Now that he is coming back to Miami to present the wildly popular Spanish-language edition of a book that gives equal time to musicians on the island and those in exile, Delannoy is on the defensive. "If people have a problem with the book," he says over the phone the day before he flies to Miami, "it's their problem." Indeed, if Delannoy had never seen exile musical ire in person, he'd have little reason to expect that anyone would have a problem with his book beyond the usual panty-twisting questions about who invented the mambo and how much credit Dizzy Gillespie deserves for composing the Latin jazz watershed "Manteca." And I didn't even tell him, given that ¡Caliente! is published by a Mexican government agency, about the calls for a boycott of all Mexican goods on exile radio (in case you haven't figured out why the price of Corona suddenly shot up at the Sedano supermarkets in town). He's nervous enough.

So, Armando Perez-Roura, don't disappoint him! Get the word out that a Belgian man is coming to town to hawk a Mexican book full of interviews with commie musicians! Call Vigilia Mambisa to rig up a television set on the back of a pickup truck to show us some videos of Castro getting jiggy while Bobby Carcassés scats! Send in the Comandos F4 to secure a few copies of ¡Caliente! to burn outside Café Nostalgia! Let's show once again that in Miami, culture matters! Book parties are never this exciting in Brooklyn or Belgium!

"To talk about Latin jazz is to talk about Cuba," Delannoy says. "I had to go to the source." The author's insistence on including interviews with musicians in Cuba as well as those in exile bridges a critical divide. It is worth pointing out the book is not in circulation in Cuba at all, where the importance of exile musicians is erased all the more efficiently because it is done officially. Well-documented histories here and there each leave out half the story of a migratory music whose musicians are in constant motion. "There has been absurdity on both sides," Delannoy points out. "There was a time when people walking around Miami with Cuban records under their arms were seen as communists.
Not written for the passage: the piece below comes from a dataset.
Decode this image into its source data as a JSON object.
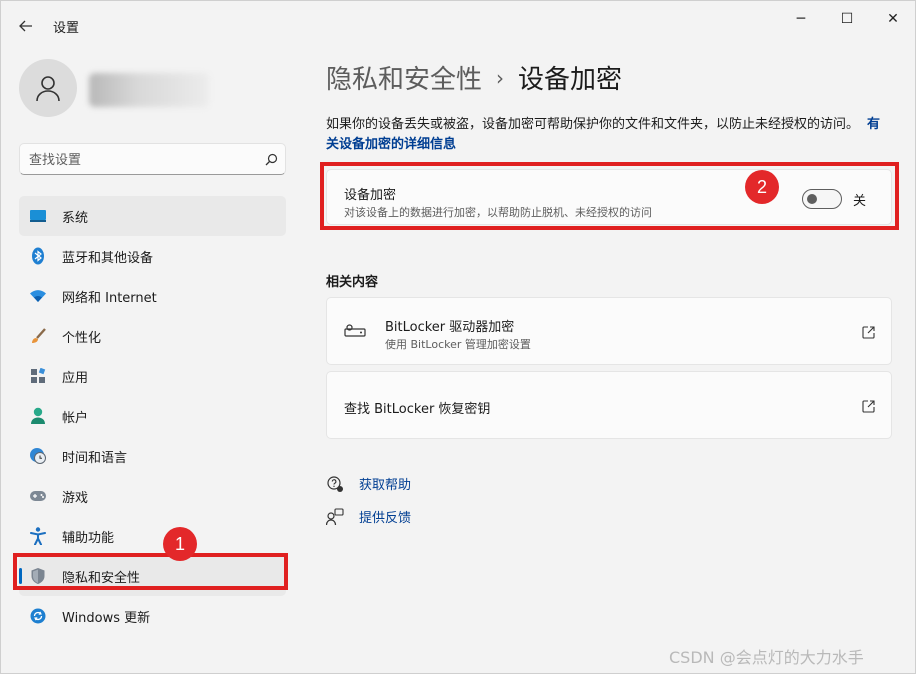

At the same time, the Cuban government prohibited the playing of cymbals for a time, because that was “imperialist.'" Perhaps all that was needed was an outsider to put the halves together. That doesn't mean that Delannoy thinks he knows it all. "I don't pretend I see the truth," he admits. "This is not a definitive history because there can't be a definitive history of a music that is still alive and always changing. This book will never be finished."

That may be the only problem with ¡Caliente!, a book whose rhythm shifts as abruptly as a Chano Pozo conga solo. Delannoy says the publisher of the original French-language edition insisted he cut the 800-page manuscript, based on more than 500 interviews, in half. While cutting 400 pages from any tome is usually a good idea, the casualty here is the storytelling, the flow of Delannoy's history. The book is best where it tells the life stories of the monsters in Latin jazz. Particularly satisfying are the sections on the legendary Pozo (whose biography is the subject of a separate book Delannoy is writing now), the long career of the late legend Chico O'Farrill (whose "Suite Manteca," based on the Gillespie-Pozo composition, seduced Delannoy into a lifetime investigating Latin jazz), and the formation of island jazz ensemble Irakere. Other sections, such as the final chapter, cover too much ground too fast.

In his hurried glance at the contemporary scene, Delannoy delivers what is essentially (and stultifyingly) a list of active players without enough space to give a sense of what these players are playing, let alone the stories behind what they play. Given the value of Delannoy's investigations as a reference work, perhaps a two-volume edition that allowed him to lavish the same detail on all of his subjects would have been better.

For the author, the value is in the process. "The idea is to wake people up to the fact that there is a better way to seek the truth," says Delannoy. "I'm trying to open doors so that the people will better reflect in the future."